Consumer spending numbers are likely to shift to services like travel in the near future, and the job market has remained strong in the U.S., he said.
"The economy has proven to be stronger than we anticipated, both in terms of businesses continuing to hire and consumers remaining confident," he said. "The brunt of those higher interest rates has been borne pretty well, we're starting to see inflation come down — it really is a pretty good soft landing at this point."

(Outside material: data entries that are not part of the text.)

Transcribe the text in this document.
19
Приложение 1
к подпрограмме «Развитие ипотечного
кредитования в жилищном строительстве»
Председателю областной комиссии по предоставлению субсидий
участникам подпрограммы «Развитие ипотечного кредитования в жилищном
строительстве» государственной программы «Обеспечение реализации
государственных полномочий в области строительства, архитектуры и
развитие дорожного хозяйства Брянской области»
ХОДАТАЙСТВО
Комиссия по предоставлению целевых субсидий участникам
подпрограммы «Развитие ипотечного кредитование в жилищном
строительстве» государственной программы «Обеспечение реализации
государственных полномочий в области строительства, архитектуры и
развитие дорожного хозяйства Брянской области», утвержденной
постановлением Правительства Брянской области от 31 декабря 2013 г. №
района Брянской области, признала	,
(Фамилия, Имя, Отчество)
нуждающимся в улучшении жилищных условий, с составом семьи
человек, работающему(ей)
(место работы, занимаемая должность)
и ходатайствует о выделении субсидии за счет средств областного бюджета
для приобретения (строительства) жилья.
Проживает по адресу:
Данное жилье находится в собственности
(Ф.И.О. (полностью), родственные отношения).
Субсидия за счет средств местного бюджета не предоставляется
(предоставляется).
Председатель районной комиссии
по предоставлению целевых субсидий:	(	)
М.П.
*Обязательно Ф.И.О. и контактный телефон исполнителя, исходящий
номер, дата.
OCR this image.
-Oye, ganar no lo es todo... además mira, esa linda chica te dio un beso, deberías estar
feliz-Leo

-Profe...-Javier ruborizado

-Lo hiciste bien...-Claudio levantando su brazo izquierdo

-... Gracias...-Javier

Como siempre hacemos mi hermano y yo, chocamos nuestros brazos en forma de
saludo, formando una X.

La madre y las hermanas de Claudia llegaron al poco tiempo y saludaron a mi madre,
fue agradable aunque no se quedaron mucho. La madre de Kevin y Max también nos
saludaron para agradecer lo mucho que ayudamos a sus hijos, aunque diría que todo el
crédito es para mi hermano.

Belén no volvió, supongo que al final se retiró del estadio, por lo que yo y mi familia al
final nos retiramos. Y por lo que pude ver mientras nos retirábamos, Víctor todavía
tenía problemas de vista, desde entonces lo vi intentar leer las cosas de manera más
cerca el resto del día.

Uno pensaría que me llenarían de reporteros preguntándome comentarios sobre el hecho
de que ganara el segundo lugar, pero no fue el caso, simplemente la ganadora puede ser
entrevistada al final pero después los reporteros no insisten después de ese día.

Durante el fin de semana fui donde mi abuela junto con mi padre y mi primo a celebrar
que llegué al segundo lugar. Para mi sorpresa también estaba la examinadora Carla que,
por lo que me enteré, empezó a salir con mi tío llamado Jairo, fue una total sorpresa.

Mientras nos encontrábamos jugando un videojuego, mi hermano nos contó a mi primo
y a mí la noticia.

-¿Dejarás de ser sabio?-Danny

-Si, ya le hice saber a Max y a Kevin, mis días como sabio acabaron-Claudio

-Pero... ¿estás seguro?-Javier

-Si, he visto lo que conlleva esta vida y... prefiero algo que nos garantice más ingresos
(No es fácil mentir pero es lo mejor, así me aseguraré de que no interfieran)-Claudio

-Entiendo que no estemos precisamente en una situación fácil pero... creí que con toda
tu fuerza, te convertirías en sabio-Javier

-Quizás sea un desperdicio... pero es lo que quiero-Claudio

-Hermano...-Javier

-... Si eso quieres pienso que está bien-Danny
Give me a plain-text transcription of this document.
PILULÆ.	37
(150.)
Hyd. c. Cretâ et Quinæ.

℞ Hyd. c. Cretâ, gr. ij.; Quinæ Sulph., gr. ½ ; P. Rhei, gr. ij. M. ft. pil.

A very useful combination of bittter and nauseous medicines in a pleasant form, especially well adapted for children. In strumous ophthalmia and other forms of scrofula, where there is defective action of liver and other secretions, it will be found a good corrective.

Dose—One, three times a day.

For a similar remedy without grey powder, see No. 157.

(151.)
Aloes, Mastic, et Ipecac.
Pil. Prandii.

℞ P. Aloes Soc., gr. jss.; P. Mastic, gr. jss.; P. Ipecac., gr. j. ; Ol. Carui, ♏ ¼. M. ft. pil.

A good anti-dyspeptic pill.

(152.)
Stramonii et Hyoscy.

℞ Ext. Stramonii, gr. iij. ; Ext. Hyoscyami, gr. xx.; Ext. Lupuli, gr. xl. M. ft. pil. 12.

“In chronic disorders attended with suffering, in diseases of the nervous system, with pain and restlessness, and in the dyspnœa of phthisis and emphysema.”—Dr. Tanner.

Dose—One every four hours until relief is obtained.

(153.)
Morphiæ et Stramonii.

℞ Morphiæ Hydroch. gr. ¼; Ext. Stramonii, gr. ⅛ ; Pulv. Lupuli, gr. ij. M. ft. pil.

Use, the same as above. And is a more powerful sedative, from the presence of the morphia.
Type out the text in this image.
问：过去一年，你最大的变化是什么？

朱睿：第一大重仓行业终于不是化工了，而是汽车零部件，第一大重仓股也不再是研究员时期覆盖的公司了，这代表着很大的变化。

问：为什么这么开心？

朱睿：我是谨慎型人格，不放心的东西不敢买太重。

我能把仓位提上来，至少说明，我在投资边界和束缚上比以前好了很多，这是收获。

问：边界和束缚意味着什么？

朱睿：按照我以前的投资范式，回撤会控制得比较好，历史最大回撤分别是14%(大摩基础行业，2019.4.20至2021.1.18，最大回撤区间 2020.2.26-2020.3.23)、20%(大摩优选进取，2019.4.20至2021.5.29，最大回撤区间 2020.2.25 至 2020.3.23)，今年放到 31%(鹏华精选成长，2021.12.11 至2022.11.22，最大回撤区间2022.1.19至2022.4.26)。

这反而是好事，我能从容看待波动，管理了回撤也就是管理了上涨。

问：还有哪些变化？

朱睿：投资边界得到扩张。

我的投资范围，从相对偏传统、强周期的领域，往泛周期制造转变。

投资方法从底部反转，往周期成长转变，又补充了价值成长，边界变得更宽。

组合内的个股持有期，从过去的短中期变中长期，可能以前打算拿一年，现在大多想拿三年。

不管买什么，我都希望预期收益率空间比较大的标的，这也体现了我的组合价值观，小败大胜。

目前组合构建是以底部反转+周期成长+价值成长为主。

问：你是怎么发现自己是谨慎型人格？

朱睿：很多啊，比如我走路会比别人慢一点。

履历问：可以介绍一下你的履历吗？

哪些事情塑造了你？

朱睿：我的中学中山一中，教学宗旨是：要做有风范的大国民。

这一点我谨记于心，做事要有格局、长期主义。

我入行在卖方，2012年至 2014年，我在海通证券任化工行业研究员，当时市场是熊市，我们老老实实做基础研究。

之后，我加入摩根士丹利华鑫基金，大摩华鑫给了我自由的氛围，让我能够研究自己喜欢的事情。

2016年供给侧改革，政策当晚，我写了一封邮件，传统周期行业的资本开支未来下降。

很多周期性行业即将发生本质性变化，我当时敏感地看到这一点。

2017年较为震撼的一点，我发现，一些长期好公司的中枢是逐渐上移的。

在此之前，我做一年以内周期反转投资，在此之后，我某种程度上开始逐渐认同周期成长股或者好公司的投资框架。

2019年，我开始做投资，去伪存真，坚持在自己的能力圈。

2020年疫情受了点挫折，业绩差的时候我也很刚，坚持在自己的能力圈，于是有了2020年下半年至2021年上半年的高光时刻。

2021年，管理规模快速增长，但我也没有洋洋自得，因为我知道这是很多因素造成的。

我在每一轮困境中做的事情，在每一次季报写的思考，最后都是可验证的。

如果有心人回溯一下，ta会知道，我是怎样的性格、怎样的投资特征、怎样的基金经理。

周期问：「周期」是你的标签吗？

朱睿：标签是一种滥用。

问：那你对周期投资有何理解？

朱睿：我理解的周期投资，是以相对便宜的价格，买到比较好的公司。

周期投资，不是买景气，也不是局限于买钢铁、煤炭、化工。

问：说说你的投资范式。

Reflections from Revenue Strategists
Revenue managers said the hotel industry's recovery from the pandemic has been inconsistent across travel segments as they recover at different paces.
Speaking during a roundtable discussion hosted by HNN, Erica Lipscomb, senior vice president of revenue strategy at Crescent Hotels & Resorts, said her company is targeting the segments that aren't back to 2019 levels yet.
"We are looking for what are those segmentations that have not recovered, and then how are we leaning in heavy on those to make sure we're spending our marketing funds in the right place," she said.
Attempting to maintain rates while bringing in more business and group travel in place of moderating leisure demand has proven difficult.
"It's all about the mix of business that's hindering rate from growing as much as people hoped it would — or even maintaining rate because as leisure's changed and group or [business travel] has replaced it, it's just not coming in at the same rates," said Linda Gulrajani, vice president of revenue strategy and distribution at Marcus Hotels & Resorts.
Panelists also spoke about hiring, retaining and recruiting talent to the revenue management discipline.
Geoffrey Field, vice president of revenue management at Shaner Hotel Group, said while it's not the easiest route to take, recruiting undergraduate students who are studying an applicable subject is the best option.
"It's the hardest way to go, but it's ultimately the most effective way to go to have real good talent in your teams," he said. "Obviously, all of us would love to post a position and have 20 candidates who know everything about everything and can hit the road running when you hire. It's not out there. Going the hard route has worked for our company."